Secure connectivity of AI Agents and identity threats : What business leaders need to know

When Anthropic officially introduced the Model Context Protocol (MCP) as an open-source standard, the entire tech industry lapped it up as the next big step in the growth of Agent AI adoption.
The need for AI agents to interact seamlessly with diverse external tools and data sources was growing. By providing a universal, open standard, MCP enables developers to build secure, two-way connections between AI systems and various data repositories, replacing fragmented integrations with a single, streamlined protocol.
“Anthropic’s Model Context Protocol represents a significant advancement in AI integration, offering a standardized approach to connecting AI models with external data sources,” reported Forbes.
It’s an understatement that AI agents – autonomous software entities powered by large language models – are quickly becoming embedded across business operations, from handling DevOps workflows to automating customer support.
While these agents deliver immense value, they also introduce a new class of identity-based risks that traditional security tools aren’t equipped to handle. The core technologies enabling AI agents, Model Context Protocol (MCP) and the Token Vaults, also fuel the prospects of serious identity security risks. Here’s how.
Understanding AI agents, MCP, and Token Vaults
AI Agents: The new autonomous workforce
AI agents are no longer simple chatbot interfaces. They can read emails, manage cloud infrastructure, pull analytics reports, and act on behalf of users, without a human in the loop. But with this autonomy comes a problem: how do you control and secure a digital entity that doesn’t have a face, a name,a password, or even MFA?
What Is MCP (Model Context Protocol)?
MCP is the emerging standard that allows AI agents to interact with external applications and systems securely and consistently. Developed initially by Anthropic, it provides a standardized way for AI agents to query systems, access resources, and execute commands: all with context-aware controls.
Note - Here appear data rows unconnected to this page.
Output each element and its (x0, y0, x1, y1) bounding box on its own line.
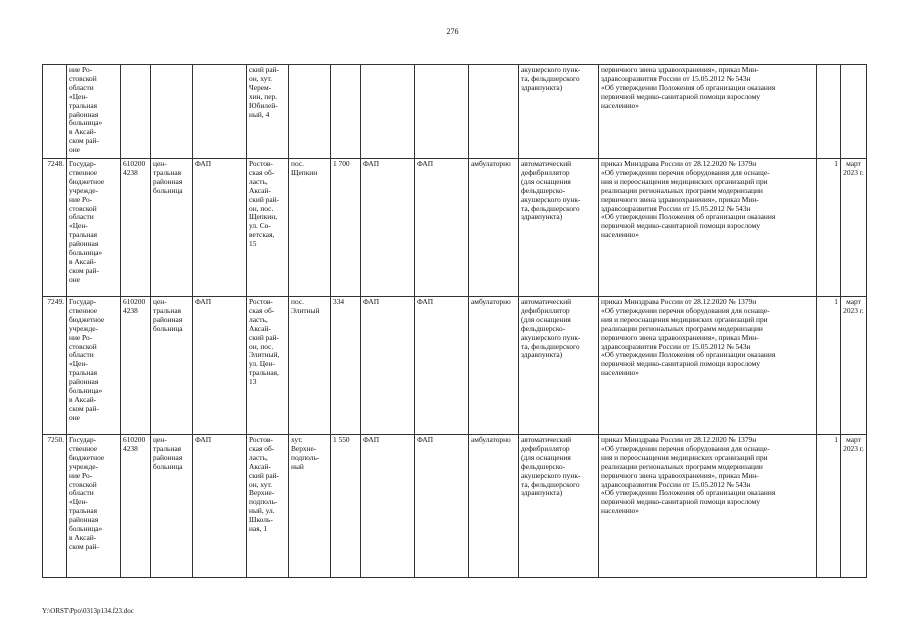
table-row-7248 (43, 159, 867, 297)
cell-division: цен- тральная районная больница (151, 435, 193, 578)
cell-unit-type (361, 65, 415, 159)
cell-unit-name: ФАП (415, 159, 469, 297)
cell-equipment: акушерского пунк- та, фельдшерского здравпункта) (519, 65, 599, 159)
cell-address: ский рай- он, хут. Черем- хин, пер. Юбилей- ный, 4 (247, 65, 289, 159)
cell-settlement: пос. Элитный (289, 297, 331, 435)
table-row-7250 (43, 435, 867, 578)
cell-division: цен- тральная районная больница (151, 297, 193, 435)
cell-address: Ростов- ская об- ласть, Аксай- ский рай- он, хут. Верхне- подполь- ный, ул. Школь- ная, 1 (247, 435, 289, 578)
cell-unit-type: ФАП (361, 297, 415, 435)
cell-type (193, 65, 247, 159)
cell-org: ние Ро- стовской области «Цен- тральная районная больница» в Аксай- ском рай- оне (67, 65, 121, 159)
cell-qty: 1 (817, 435, 841, 578)
cell-care: амбулаторно (469, 159, 519, 297)
cell-unit-name: ФАП (415, 297, 469, 435)
cell-population: 1 700 (331, 159, 361, 297)
cell-care: амбулаторно (469, 297, 519, 435)
table-row-7249 (43, 297, 867, 435)
cell-type: ФАП (193, 297, 247, 435)
cell-population: 334 (331, 297, 361, 435)
cell-equipment: автоматический дефибриллятор (для оснащения фельдшерско- акушерского пунк- та, фельдшерского здравпункта) (519, 159, 599, 297)
cell-num: 7249. (43, 297, 67, 435)
cell-unit-name (415, 65, 469, 159)
cell-code: 610200 4238 (121, 435, 151, 578)
cell-division (151, 65, 193, 159)
cell-date: март 2023 г. (841, 297, 867, 435)
cell-basis: приказ Минздрава России от 28.12.2020 № 1379н «Об утверждении перечня оборудования для оснаще- ния и переоснащения медицинских организаций при реализации региональных программ модернизации первичного звена здравоохранения», приказ Мин- здравсоцразвития России от 15.05.2012 № 543н «Об утверждении Положения об организации оказания первичной медико-санитарной помощи взрослому населению» (599, 435, 817, 578)
cell-unit-type: ФАП (361, 159, 415, 297)
cell-basis: первичного звена здравоохранения», приказ Мин- здравсоцразвития России от 15.05.2012 № 543н «Об утверждении Положения об организации оказания первичной медико-санитарной помощи взрослому населению» (599, 65, 817, 159)
cell-equipment: автоматический дефибриллятор (для оснащения фельдшерско- акушерского пунк- та, фельдшерского здравпункта) (519, 435, 599, 578)
page-number: 276 (446, 27, 459, 36)
cell-type: ФАП (193, 435, 247, 578)
cell-num (43, 65, 67, 159)
cell-code (121, 65, 151, 159)
cell-division: цен- тральная районная больница (151, 159, 193, 297)
cell-basis: приказ Минздрава России от 28.12.2020 № 1379н «Об утверждении перечня оборудования для оснаще- ния и переоснащения медицинских организаций при реализации региональных программ модернизации первичного звена здравоохранения», приказ Мин- здравсоцразвития России от 15.05.2012 № 543н «Об утверждении Положения об организации оказания первичной медико-санитарной помощи взрослому населению» (599, 297, 817, 435)
cell-settlement: пос. Щепкин (289, 159, 331, 297)
cell-settlement: хут. Верхне- подполь- ный (289, 435, 331, 578)
cell-type: ФАП (193, 159, 247, 297)
cell-settlement (289, 65, 331, 159)
cell-date: март 2023 г. (841, 159, 867, 297)
cell-population: 1 550 (331, 435, 361, 578)
cell-qty: 1 (817, 297, 841, 435)
cell-address: Ростов- ская об- ласть, Аксай- ский рай- он, пос. Щепкин, ул. Со- ветская, 15 (247, 159, 289, 297)
cell-org: Государ- ственное бюджетное учрежде- ние Ро- стовской области «Цен- тральная районная больница» в Аксай- ском рай- (67, 435, 121, 578)
footer-file-path: Y:\ORST\Ppo\0313p134.f23.doc (42, 607, 134, 615)
cell-care: амбулаторно (469, 435, 519, 578)
cell-num: 7250. (43, 435, 67, 578)
cell-unit-name: ФАП (415, 435, 469, 578)
cell-org: Государ- ственное бюджетное учрежде- ние Ро- стовской области «Цен- тральная районная больница» в Аксай- ском рай- оне (67, 297, 121, 435)
cell-num: 7248. (43, 159, 67, 297)
cell-population (331, 65, 361, 159)
cell-unit-type: ФАП (361, 435, 415, 578)
cell-code: 610200 4238 (121, 297, 151, 435)
cell-date (841, 65, 867, 159)
cell-code: 610200 4238 (121, 159, 151, 297)
cell-care (469, 65, 519, 159)
cell-date: март 2023 г. (841, 435, 867, 578)
cell-address: Ростов- ская об- ласть, Аксай- ский рай- он, пос. Элитный, ул. Цен- тральная, 13 (247, 297, 289, 435)
table-row-continued (43, 65, 867, 159)
cell-qty (817, 65, 841, 159)
cell-org: Государ- ственное бюджетное учрежде- ние Ро- стовской области «Цен- тральная районная больница» в Аксай- ском рай- оне (67, 159, 121, 297)
cell-equipment: автоматический дефибриллятор (для оснащения фельдшерско- акушерского пунк- та, фельдшерского здравпункта) (519, 297, 599, 435)
registry-table (42, 64, 867, 578)
cell-basis: приказ Минздрава России от 28.12.2020 № 1379н «Об утверждении перечня оборудования для оснаще- ния и переоснащения медицинских организаций при реализации региональных программ модернизации первичного звена здравоохранения», приказ Мин- здравсоцразвития России от 15.05.2012 № 543н «Об утверждении Положения об организации оказания первичной медико-санитарной помощи взрослому населению» (599, 159, 817, 297)
cell-qty: 1 (817, 159, 841, 297)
Think of MCP as the secure communication bridge. The AI agent uses it like a universal translator, converting its task request into a system-specific API call while ensuring security checks are baked into every interaction.
Key features of MCP:
- Context-aware authentication using OAuth 2.1 tokens
- Standardized language for accessing diverse systems
- Dynamic permissioning based on AI task context and user role
What are Token Vaults?
Token Vaults are the AI’s secure key management system. To call APIs on behalf of a user e.g. create a calendar invite, AI agents must securely store, issue, and manage access tokens in real time. Token Vaults:
- Grant short-lived, scoped tokens only when the AI agent needs them
- Handle token refresh and revocation, reducing human intervention
- Abstract credentials, so the AI agent never sees raw usernames, passwords, or API keys
- Work well with OAuth 2.0 flows and is based on open standards
Together, MCP and Token Vaults allow AI agents to behave like enterprise users: querying systems, initiating actions, and integrating across tools, without compromising access security.
The top three AI identity security risks
Risk occurs when these capabilities are misused. For instance, stolen tokens can lead to the accumulation of privileges or the extension of existing ones. As we know now, AI agents have access to sensitive systems, yet operate differently from human users or services. This creates identity vulnerabilities that security teams must proactively address.
Privilege accumulation
AI agents often start with narrow permissions, but as their roles expand, they quietly accumulate more access rights than necessary. This “AI privilege creep” leads to the creation of stale roles, over-provisioned tokens, and unnecessary exposure.
Why it matters: A compromised or misbehaving AI agent with excessive privileges can alter cloud configurations, read customer data, or escalate its own access, without being flagged.
Prompt injection
AI agents interpret natural language prompts. Attackers can exploit this by feeding malicious instructions that bypass the AI’s built-in safety guardrails, causing it to take unintended actions.
Why it matters: A single misleading prompt can cause an AI agent to output confidential data or trigger a dangerous workflow, without breaching any technical perimeter.
Token theft
Tokens stored or transmitted insecurely can be intercepted or leaked, allowing attackers to impersonate the AI agent. This threat is amplified when AI agents handle access tokens for multiple services.
Why it matters: A leaked token is equivalent to a stolen identity. It allows full access to the target system, bypassing both the AI and the user who authorized it.